Liver cancer: Two signaling pathways decide on "good" or "bad"

Linkage makes tumor cells resistant to chemotherapy

Metastatic liver cancer cells in a 3-dimensional gel matrix. © Wolfgang Mikulits
Read out

Linking two signaling pathways in liver tumor cells has a significant impact on its malignancy. Crucial for this connection is the activation of the messenger molecule "Platelet-Derived Growth Factor" (PDGF). Scientists from Austria have now discovered this in the context of a current project of the Austrian Science Fund FWF.

As reported in the journal Oncogene, liver tumor cells that have been linked to signaling pathways actually take on characteristics of cancer stem cells that are fundamentally resistant to chemotherapy. The researchers hope to gain new approaches to modified therapies by better understanding the signaling pathways involved.

When epithelial cells become cells of the mesenchyme, it can be good or bad. This is good during embryonic development, inflammation or tissue regeneration. It is very bad when this epithelial to mesenchymal transition (EMT) transformation into cancer cells occurs. This is because cancer cells gain the ability to migrate to other tissues, ie the ability to form metastases.

Suppressor or aggressor?

The involvement of a signaling pathway of the transforming growth factor (TGF) beta at the EMT was already known. However, since this messenger substance rather prevents cell proliferation and even makes cells susceptible to an endogenous protective mechanism, it had hitherto been regarded more as a tumor suppressor. Recently, however, it is also known that TGF-beta in cells that are already degenerate, contributes to their aggressiveness. How exactly this happened, but so far was not known.

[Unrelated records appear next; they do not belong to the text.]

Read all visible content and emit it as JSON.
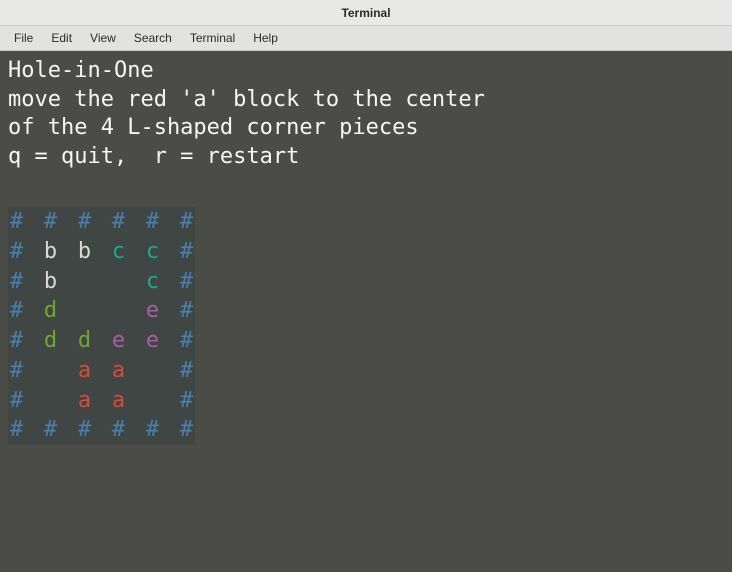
{
  "window": {
    "title": "Terminal"
  },
  "menu": {
    "file": "File",
    "edit": "Edit",
    "view": "View",
    "search": "Search",
    "terminal": "Terminal",
    "help": "Help"
  },
  "game": {
    "title": "Hole-in-One",
    "instructions_line1": "move the red 'a' block to the center",
    "instructions_line2": "of the 4 L-shaped corner pieces",
    "controls": "q = quit,  r = restart"
  },
  "board": {
    "grid": [
      [
        "#",
        "#",
        "#",
        "#",
        "#",
        "#"
      ],
      [
        "#",
        "b",
        "b",
        "c",
        "c",
        "#"
      ],
      [
        "#",
        "b",
        " ",
        " ",
        "c",
        "#"
      ],
      [
        "#",
        "d",
        " ",
        " ",
        "e",
        "#"
      ],
      [
        "#",
        "d",
        "d",
        "e",
        "e",
        "#"
      ],
      [
        "#",
        " ",
        "a",
        "a",
        " ",
        "#"
      ],
      [
        "#",
        " ",
        "a",
        "a",
        " ",
        "#"
      ],
      [
        "#",
        "#",
        "#",
        "#",
        "#",
        "#"
      ]
    ],
    "colors": {
      "#": "c-wall",
      "b": "c-b",
      "c": "c-c",
      "d": "c-d",
      "e": "c-e",
      "a": "c-a",
      " ": "c-empty"
    }
  }
}
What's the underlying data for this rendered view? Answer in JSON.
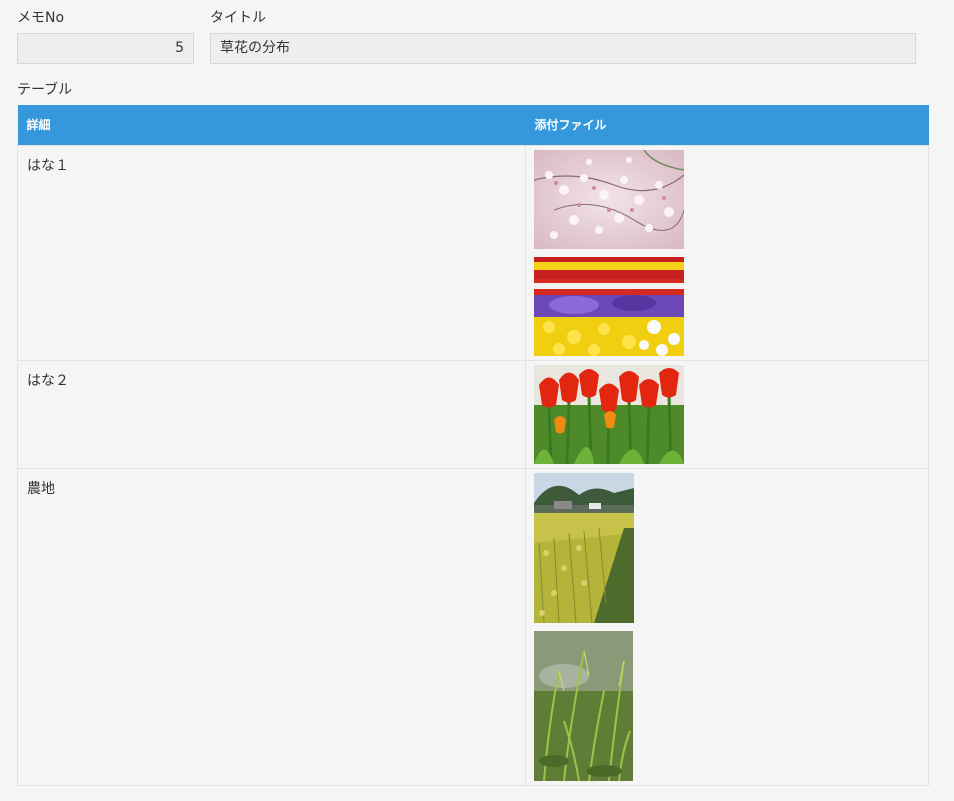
{
  "fields": {
    "memo_no": {
      "label": "メモNo",
      "value": "5"
    },
    "title": {
      "label": "タイトル",
      "value": "草花の分布"
    }
  },
  "table": {
    "label": "テーブル",
    "headers": [
      "詳細",
      "添付ファイル"
    ],
    "rows": [
      {
        "detail": "はな１",
        "attachments": [
          {
            "icon": "cherry-blossom-photo"
          },
          {
            "icon": "flower-bed-photo"
          }
        ]
      },
      {
        "detail": "はな２",
        "attachments": [
          {
            "icon": "tulips-photo"
          }
        ]
      },
      {
        "detail": "農地",
        "attachments": [
          {
            "icon": "rice-field-photo"
          },
          {
            "icon": "grass-photo"
          }
        ]
      }
    ]
  },
  "colors": {
    "header_bg": "#3498db",
    "page_bg": "#f5f5f5",
    "field_bg": "#eeeeee"
  }
}
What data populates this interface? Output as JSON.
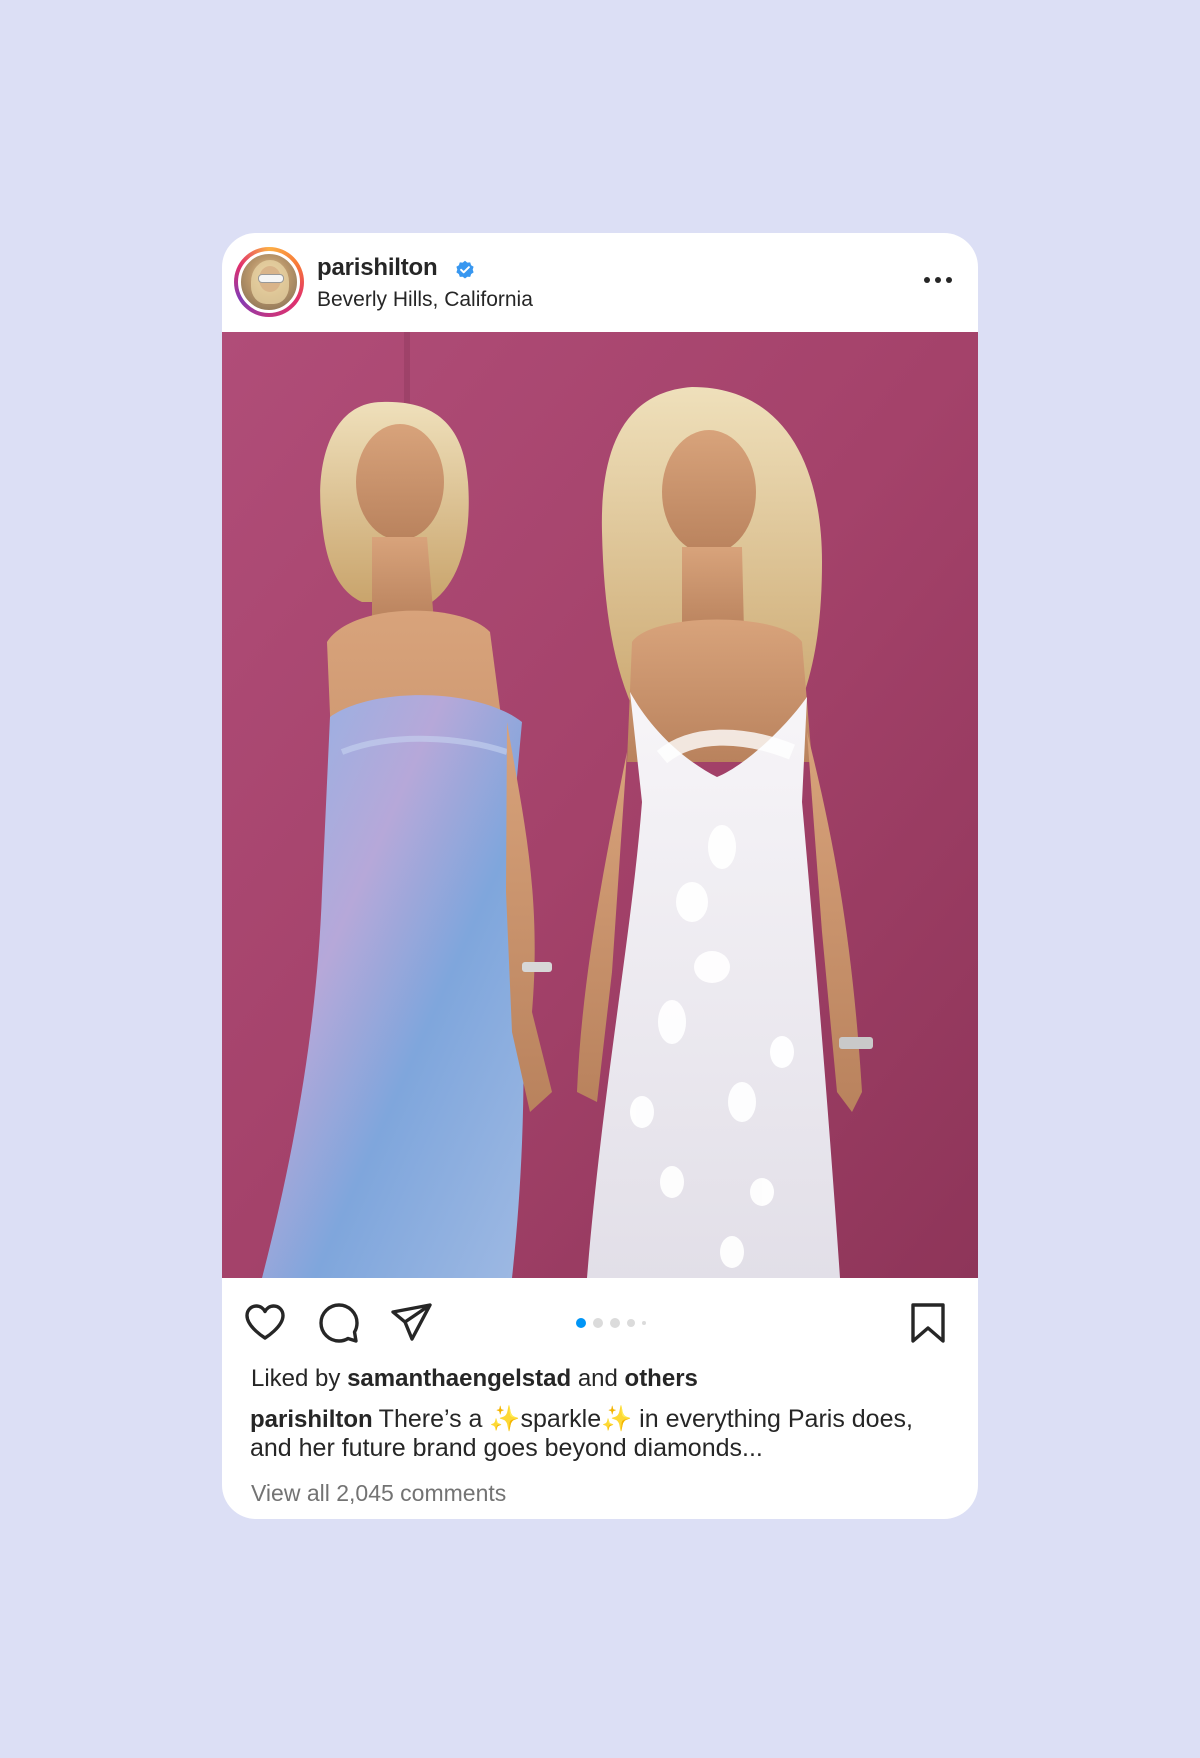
{
  "post": {
    "username": "parishilton",
    "verified": true,
    "location": "Beverly Hills, California",
    "more_icon": "more-horizontal-icon",
    "image_alt": "Two women in evening dresses against a pink wall"
  },
  "actions": {
    "like_icon": "heart-icon",
    "comment_icon": "comment-icon",
    "share_icon": "send-icon",
    "save_icon": "bookmark-icon",
    "carousel_pages": 5,
    "carousel_active": 1
  },
  "likes": {
    "prefix": "Liked by",
    "user": "samanthaengelstad",
    "joiner": "and",
    "suffix": "others"
  },
  "caption": {
    "user": "parishilton",
    "text": "There’s a ✨sparkle✨ in everything Paris does, and her future brand goes beyond diamonds..."
  },
  "comments": {
    "label": "View all 2,045 comments"
  },
  "colors": {
    "background": "#dcdff5",
    "verified_blue": "#3897f0",
    "active_dot": "#0095f6",
    "wall_pink": "#a8466e"
  }
}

Now the team led by Professor Wolfgang Mikulits from the Institute for Cancer Research of the Medical University of Vienna, took a big step towards a better understanding of these processes. They found that the signaling pathway of TGF-beta via the activation of Platelet-Derived Growth Factor (PGDF) causes the accumulation of another messenger that has not previously been linked to the signaling pathway of TGF-beta: beta-catenin. display

Mikulits comments: "PGDF is thus virtually a bridge connecting two signaling pathways that were previously considered independent. This discovery was intriguing in itself. But when we further investigated the effect of beta-catenin, we were completely surprised. "

Slow and insensitive

So far, beta-catenin has been associated more with an increased cell division rate, ie faster tumor growth. However, the team led by Mikulits found cell behaviors quite different in response to beta-catenin: "We observed that it was actually beta-catenin that caused the reduction in cell division rate. In itself this is not a bad thing for a tumor, but this makes the cells unsuitable as a target for chemotherapy. In addition, the cells that contained beta-catenin had yet another property. They were less susceptible to a natural protective mechanism of the body, eliminating cells that migrate out of organs. "

However, these two features - low rate of division and escape of the protective mechanisms - are known in tumor cells as typical properties of cancer stem cells - cells that can spread through the bloodstream and produce new tumors elsewhere: metastases.

The association of TGF-beta and beta-catenin signaling pathways with PGDF contributes significantly to the aggressiveness of the liver tumor, thus providing a new target for future liver cancer therapies. But already now, the results of this FWF project show ways to optimize the treatment of liver cancer. The accumulation of beta-catenin in cancer cells can be diagnosed before the onset of therapy. Subsequently, the treatment could then be adapted to the aggressiveness of the tumor.